Puratto Kodama Economy Plan
While the fare differences above may seem insignificant, the "Puratto Kodama Economy Plan" changes the picture totally in favor of the Kodama. Just by buying the ticket at least a day ahead at selected JR stations or JTB offices, you can get on the Kodama for only ¥4,100, plus you get one drink for free. You can use this drink voucher at a kiosk on the Shinkansen platform, or with a vendor on the train to get a soft drink or a beer.
This combination is known as a packaged ticket (train ticket plus drink), and you can only get it at JR Tokai Tours (a subsidiary of JR Central) located at Tokyo, Shinagawa and Nagoya Stations. You can get it at JTB or JTB Traveland counters all over Central Japan and Kansai, including Osaka, Kyoto, Nara, Shiga, Hyogo, and Wakayama. In JR Kyoto Station, there are two branches that sell this package. One is at the Central Exit, on the second floor. The other is at the Hachijo exit, on the first floor. They are usually open until 6pm or 7 pm.
JTB Free Plan Kyoto
Alternatively, tourists on a short stay passport stamp visiting Kyoto should also think about JTB's Free Plan Kyoto 2 Days tour package. This includes a return ticket from Nagoya to Kyoto by Kodama Shinkansen and a one- or two-night stay at a hotel, starting from ¥11,400 per person.

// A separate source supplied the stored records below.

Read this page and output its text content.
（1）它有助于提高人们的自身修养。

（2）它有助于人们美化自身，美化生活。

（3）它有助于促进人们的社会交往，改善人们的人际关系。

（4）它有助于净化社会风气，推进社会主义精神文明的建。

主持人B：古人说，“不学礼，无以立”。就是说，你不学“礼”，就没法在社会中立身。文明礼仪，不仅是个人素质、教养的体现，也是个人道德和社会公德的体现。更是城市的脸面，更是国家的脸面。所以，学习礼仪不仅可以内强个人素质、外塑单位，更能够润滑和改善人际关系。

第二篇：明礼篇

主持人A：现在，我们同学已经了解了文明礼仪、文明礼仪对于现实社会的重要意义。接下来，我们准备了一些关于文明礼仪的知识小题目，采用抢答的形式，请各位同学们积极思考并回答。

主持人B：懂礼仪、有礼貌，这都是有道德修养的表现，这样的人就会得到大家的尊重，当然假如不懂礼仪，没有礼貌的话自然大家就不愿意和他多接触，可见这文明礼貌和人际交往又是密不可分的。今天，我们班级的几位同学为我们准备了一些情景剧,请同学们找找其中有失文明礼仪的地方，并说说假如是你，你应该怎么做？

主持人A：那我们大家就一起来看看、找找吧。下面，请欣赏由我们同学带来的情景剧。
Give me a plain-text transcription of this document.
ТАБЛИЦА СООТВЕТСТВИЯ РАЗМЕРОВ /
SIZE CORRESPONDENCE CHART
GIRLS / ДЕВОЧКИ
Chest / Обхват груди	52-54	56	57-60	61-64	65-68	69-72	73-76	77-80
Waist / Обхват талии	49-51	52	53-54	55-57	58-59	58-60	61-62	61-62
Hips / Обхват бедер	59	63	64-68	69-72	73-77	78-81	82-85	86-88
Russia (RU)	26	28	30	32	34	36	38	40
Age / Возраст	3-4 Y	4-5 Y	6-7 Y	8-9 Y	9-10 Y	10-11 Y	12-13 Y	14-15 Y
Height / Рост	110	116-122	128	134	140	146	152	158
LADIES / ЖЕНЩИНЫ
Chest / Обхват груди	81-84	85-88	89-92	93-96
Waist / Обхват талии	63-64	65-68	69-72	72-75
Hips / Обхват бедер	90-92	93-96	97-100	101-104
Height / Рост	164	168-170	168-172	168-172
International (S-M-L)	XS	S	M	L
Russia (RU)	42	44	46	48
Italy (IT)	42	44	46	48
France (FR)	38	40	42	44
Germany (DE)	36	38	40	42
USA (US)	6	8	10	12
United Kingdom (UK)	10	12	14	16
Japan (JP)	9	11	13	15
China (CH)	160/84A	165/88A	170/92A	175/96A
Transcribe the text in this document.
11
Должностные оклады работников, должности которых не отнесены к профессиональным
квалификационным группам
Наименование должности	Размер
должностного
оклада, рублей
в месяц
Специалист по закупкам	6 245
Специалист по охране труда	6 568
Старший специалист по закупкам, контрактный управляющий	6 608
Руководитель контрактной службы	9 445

Ordinary Train Options (Non-shinkansen)
If travel on the bullet train is out of your budget, then there are ordinary JR trains. First, take a train from Nagoya to Maibara, and then change trains for one bound for Kyoto (they usually continue to Osaka and even to Himeji). The tickets are around ¥2,520.
Seishun Juhachi Kippu
During holiday periods there is an even cheaper alternative, the Seishun Juhachi kippu ticket. It is only ¥2,300 yen per coupon, and a “book” of 5 coupons can be shared between 5 people or 5 days. It can be used from 1st March to 10th April, 20th July to 10th September, and 10th December to 20th January. The ticket is valid for a whole day from 12am to 11:59pm, so if you are using this, I suggest that you use it to travel beyond Kyoto to Himeji or Nara for a day trip to make the most out of it. Between Nagoya and Kyoto, you can also stop by some historic towns that are often overlooked. Shigaraki, for example, was the imperial capital in 745, and has an fascinating story with its tanuki statues and unique pottery kilns.